Different duration of exposure to a pulsed magnetic field can cause changes in mRNA expression of apoptotic genes in oleic acid-treated neuroblastoma cells.
Purpose: Neuroblastoma, a prevalent childhood tumor, poses significant challenges in therapeutic interventions, especially for high-risk cases. This study aims to fill a crucial gap in our understanding of neuroblastoma treatment by investigating the potential molecular impacts of short- and long-term pulsed magnetic field exposure on the neuronal apoptosis mechanism in an in vitro model of neuroblastoma treated with oleic acid (OA).

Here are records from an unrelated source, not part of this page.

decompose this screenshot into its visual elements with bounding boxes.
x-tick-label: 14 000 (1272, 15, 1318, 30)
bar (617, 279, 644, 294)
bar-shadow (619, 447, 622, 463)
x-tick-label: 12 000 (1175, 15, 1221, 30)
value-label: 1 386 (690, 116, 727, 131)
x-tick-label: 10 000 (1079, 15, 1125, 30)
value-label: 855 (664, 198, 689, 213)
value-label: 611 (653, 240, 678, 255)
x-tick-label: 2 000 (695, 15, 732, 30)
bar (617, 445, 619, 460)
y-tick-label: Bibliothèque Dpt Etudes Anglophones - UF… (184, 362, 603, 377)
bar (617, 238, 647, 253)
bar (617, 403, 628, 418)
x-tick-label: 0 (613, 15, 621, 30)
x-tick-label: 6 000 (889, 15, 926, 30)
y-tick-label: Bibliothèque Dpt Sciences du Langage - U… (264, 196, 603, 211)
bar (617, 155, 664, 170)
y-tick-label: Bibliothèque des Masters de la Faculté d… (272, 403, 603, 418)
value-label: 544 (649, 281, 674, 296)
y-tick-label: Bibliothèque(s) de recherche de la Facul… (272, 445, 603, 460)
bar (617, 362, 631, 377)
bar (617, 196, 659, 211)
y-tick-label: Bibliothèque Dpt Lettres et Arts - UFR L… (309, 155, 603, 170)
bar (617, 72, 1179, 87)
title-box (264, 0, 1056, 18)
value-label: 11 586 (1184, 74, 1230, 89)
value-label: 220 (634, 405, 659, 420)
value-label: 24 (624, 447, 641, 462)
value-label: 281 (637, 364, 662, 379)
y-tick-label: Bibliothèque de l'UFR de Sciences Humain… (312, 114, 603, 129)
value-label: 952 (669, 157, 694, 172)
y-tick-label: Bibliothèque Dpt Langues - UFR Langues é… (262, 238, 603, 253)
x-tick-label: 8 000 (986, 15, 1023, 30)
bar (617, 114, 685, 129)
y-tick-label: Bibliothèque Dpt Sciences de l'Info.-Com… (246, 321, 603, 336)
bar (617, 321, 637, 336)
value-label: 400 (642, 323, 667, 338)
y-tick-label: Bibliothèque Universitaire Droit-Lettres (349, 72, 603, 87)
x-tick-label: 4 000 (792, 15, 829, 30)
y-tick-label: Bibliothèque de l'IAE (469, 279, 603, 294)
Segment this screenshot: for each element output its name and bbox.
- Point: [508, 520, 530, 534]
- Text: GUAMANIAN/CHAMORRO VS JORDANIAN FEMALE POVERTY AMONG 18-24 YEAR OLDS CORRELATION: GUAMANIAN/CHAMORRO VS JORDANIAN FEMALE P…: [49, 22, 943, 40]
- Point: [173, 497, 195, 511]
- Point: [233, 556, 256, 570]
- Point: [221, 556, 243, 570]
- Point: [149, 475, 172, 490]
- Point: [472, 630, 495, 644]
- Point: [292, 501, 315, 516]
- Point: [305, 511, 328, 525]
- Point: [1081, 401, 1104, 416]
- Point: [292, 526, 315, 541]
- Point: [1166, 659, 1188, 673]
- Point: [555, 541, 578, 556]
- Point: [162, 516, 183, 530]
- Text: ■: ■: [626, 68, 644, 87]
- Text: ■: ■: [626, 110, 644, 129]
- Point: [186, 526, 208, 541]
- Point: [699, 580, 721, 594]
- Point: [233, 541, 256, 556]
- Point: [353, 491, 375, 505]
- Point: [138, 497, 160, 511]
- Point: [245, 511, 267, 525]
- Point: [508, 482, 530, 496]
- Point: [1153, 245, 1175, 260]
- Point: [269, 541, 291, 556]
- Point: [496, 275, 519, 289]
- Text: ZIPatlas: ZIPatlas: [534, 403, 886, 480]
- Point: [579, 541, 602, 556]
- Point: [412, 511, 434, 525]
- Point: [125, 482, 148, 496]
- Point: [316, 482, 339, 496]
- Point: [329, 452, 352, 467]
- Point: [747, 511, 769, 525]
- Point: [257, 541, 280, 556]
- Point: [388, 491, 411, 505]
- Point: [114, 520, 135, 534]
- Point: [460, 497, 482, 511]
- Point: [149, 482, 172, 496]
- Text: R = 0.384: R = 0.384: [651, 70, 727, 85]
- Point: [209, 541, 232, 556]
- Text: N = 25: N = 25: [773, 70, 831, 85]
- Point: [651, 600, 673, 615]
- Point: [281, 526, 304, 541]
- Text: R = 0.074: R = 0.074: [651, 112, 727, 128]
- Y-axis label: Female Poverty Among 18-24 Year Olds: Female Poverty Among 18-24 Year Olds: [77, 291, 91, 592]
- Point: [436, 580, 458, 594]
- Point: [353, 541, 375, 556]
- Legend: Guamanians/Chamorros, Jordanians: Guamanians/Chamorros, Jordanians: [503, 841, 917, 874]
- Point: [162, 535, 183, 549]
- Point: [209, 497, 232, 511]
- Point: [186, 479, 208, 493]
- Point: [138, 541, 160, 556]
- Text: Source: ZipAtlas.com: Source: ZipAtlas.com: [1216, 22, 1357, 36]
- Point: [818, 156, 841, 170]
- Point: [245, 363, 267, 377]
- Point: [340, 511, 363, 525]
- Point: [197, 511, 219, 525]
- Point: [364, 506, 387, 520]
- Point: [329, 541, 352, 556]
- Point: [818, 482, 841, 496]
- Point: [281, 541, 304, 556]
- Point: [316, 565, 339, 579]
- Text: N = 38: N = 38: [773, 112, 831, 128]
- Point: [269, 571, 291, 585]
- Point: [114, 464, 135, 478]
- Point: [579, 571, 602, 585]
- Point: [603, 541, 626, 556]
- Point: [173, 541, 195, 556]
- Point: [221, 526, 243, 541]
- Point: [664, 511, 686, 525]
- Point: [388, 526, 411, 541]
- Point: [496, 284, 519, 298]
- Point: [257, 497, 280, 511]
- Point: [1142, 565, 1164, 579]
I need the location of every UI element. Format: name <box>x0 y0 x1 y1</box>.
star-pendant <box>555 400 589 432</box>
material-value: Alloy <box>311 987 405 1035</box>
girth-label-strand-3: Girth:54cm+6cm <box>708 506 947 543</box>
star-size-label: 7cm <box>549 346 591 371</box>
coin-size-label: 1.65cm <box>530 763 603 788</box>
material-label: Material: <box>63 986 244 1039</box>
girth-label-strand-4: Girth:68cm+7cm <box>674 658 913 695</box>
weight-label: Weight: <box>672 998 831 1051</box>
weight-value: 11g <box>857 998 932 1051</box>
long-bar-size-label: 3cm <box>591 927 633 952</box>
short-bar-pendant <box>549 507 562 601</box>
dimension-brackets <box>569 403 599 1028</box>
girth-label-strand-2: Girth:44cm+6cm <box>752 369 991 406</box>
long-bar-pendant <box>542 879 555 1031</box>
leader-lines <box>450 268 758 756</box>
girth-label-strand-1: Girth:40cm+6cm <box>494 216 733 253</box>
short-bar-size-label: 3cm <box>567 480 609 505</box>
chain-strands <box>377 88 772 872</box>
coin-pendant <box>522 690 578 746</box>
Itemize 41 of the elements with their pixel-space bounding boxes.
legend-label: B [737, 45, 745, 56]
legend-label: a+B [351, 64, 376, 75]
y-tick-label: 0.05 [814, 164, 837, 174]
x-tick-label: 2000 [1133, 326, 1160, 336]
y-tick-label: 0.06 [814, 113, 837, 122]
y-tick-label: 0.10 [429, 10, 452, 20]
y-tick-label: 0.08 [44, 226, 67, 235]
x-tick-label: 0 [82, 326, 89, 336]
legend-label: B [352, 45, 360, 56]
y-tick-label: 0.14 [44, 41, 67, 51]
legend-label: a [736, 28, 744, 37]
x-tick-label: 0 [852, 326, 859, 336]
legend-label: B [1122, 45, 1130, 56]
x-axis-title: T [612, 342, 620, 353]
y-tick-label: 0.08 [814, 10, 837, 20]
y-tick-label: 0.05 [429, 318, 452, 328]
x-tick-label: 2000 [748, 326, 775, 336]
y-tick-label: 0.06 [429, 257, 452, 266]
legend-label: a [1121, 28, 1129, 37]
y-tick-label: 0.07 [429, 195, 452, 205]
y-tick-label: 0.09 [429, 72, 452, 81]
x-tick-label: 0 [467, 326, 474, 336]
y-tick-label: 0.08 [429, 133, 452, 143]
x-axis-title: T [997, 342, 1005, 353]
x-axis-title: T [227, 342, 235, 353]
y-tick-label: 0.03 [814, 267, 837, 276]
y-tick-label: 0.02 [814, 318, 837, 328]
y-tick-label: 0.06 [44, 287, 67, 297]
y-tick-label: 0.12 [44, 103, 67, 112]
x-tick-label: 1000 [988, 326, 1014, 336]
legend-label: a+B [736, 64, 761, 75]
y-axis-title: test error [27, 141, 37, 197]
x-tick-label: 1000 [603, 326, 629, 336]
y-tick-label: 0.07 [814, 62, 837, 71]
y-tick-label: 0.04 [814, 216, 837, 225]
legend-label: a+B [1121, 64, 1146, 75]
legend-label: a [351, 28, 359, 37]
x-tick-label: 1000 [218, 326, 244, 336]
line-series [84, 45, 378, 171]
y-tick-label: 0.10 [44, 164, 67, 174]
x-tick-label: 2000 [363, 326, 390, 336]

Materials and methods: Cells were cultured and divided into six following experimental groups: (I) Nontreated group (NT); (II) OA-treated group (OA); (III) Group treated with OA after being exposed to the pulsed magnetic field for 15-min (15 min PEMF + OA); (IV) Group treated with OA after being exposed to the pulsed magnetic field for 12 h (12 h PEMF + OA); (V) Group exposed to the pulsed magnetic field for 15 min (15 min PEMF); and (VI) Group exposed to the pulsed magnetic field for 12 h (12 h PEMF). Cell viability, rates of apoptosis, and mRNA levels of key apoptotic genes (TP53, Bcl2, Bax, and Caspase-3) were assessed.
Results: Significant reductions in cell viability were observed, particularly in the group treated with OA following long-term pulsed magnetic field exposure. Flow cytometry revealed elevated apoptosis rates, notably in the early stages of apoptosis. qRT-PCR analysis demonstrated increased expression of cleaved Caspase-3, Bax/Bcl2 ratio, and TP53 in cells treated with OA following long-term pulsed magnetic field exposure, signifying enhanced apoptotic pathways.
Conclusions: The findings indicate that long-term pulsed magnetic field exposure and OA treatment exhibit potential synergistic effects leading to the induction of apoptosis in SH-SY5Y cells. We have concluded that stimulations of pulsed magnetic field have the potential to serve as an adjuvant therapy for oleic acid-based treatment of neuroblastoma.